La coïncidence des dates fait qu’à peine achevée l’année européenne de l’interculturalité, s’ouvre l‘année Darwin commémorant à la fois le bicentenaire de sa naissance et le 150° anniversaire de la publication de son ouvrage majeur : « On the Origin of Species by Means of Natural Selection, Or, The Preservation of Favoured Races in the Struggle for Life » traduit en français par Clémence Royer sous un titre sensiblement différent : « De l’origine des espèces ou des lois du progrès chez les êtres organisés. »

Bien au-delà du débat archaïque des créationnistes, ce télescopage offre des perspectives étonnantes de réflexions sur une théorie dont l’usage dévoyé a engendré de considérables fractures humaines. Certes, n’étant pas historien des sciences, on se gardera de prendre position sur des points d’interprétation de la théorie (est-ce Darwin ou ses contempteurs qui en a déduit tel ou tel aspect ?), mais plutôt de trouver les traces actuelles que le sous titre original : « The preservation of favoured races in the Struggle for life » a laissées, quelle que soit l’intention originale de Darwin, ou celles, aussi louables et sensées soient-elles, des actuels scientifiques qui s’en revendiquent.

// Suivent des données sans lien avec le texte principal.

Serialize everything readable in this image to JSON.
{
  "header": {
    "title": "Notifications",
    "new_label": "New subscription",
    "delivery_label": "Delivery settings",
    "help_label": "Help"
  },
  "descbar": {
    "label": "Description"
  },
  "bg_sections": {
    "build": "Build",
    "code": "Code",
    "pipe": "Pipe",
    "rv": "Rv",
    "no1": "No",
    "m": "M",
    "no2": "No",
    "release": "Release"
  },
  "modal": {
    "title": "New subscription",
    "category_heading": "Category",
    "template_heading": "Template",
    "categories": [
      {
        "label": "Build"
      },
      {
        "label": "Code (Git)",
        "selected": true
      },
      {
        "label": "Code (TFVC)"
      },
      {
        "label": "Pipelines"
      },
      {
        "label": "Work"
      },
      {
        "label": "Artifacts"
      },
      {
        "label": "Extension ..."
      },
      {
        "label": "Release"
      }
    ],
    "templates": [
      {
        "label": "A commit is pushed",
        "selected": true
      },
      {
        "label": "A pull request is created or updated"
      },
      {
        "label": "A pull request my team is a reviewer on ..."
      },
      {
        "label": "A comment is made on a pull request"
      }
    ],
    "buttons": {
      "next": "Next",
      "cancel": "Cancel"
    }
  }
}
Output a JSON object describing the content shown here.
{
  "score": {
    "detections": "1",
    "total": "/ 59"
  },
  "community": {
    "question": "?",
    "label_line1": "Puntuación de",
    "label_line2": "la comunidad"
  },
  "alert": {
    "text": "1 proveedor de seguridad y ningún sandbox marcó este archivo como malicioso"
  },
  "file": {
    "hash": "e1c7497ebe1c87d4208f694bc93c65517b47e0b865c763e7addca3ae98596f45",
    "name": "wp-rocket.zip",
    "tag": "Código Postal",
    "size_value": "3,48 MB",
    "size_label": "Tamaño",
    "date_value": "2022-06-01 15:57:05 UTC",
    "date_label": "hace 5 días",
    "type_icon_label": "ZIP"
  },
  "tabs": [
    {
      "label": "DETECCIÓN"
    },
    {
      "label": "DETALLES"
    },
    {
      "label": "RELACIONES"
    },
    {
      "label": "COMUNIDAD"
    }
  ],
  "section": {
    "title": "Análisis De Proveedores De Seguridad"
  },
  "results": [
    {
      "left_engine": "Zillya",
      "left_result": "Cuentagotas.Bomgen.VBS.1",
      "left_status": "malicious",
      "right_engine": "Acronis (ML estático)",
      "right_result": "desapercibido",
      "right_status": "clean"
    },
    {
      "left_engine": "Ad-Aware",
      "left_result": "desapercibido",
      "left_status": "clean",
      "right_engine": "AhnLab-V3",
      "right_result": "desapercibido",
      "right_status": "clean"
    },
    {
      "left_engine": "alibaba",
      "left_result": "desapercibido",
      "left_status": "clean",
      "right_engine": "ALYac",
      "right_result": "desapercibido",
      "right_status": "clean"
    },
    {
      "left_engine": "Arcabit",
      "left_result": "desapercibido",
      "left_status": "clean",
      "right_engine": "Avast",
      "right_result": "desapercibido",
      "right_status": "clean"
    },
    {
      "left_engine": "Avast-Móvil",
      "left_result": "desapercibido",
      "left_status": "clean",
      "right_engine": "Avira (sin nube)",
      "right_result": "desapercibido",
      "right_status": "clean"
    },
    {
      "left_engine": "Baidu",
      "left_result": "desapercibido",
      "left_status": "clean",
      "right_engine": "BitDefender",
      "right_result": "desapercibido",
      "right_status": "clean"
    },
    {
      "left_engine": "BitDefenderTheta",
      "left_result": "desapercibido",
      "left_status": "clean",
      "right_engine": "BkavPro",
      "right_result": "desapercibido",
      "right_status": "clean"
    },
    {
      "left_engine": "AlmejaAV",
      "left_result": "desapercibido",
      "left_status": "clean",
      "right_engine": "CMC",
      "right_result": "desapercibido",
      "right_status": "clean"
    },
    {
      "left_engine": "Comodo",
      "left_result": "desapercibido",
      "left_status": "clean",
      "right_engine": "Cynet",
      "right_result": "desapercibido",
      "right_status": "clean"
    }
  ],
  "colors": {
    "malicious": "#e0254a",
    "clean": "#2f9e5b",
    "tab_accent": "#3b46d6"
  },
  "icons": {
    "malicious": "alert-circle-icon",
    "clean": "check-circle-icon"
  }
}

Le dévoiement est, entre autres, de deux ordres :

En premier, Darwin s’occupait de flore et de faune, et s’il a extrapolé sa démarche, c’est en suivant le courant des réflexions baignant le XIX° siècle qui hiérarchisaient les races humaines. Les exemples littéraires sont trop nombreux pour pouvoir être listés ici, un des moins anciens étant la version originale de Tintin au Congo. L’essentialisme de la culture, l’entomologisme des études culturelles, qui raccrochent culture avec l’apparence physique (phénotype), donc avec l’origine héréditaire (génotype) font suite à ce type d’analyse.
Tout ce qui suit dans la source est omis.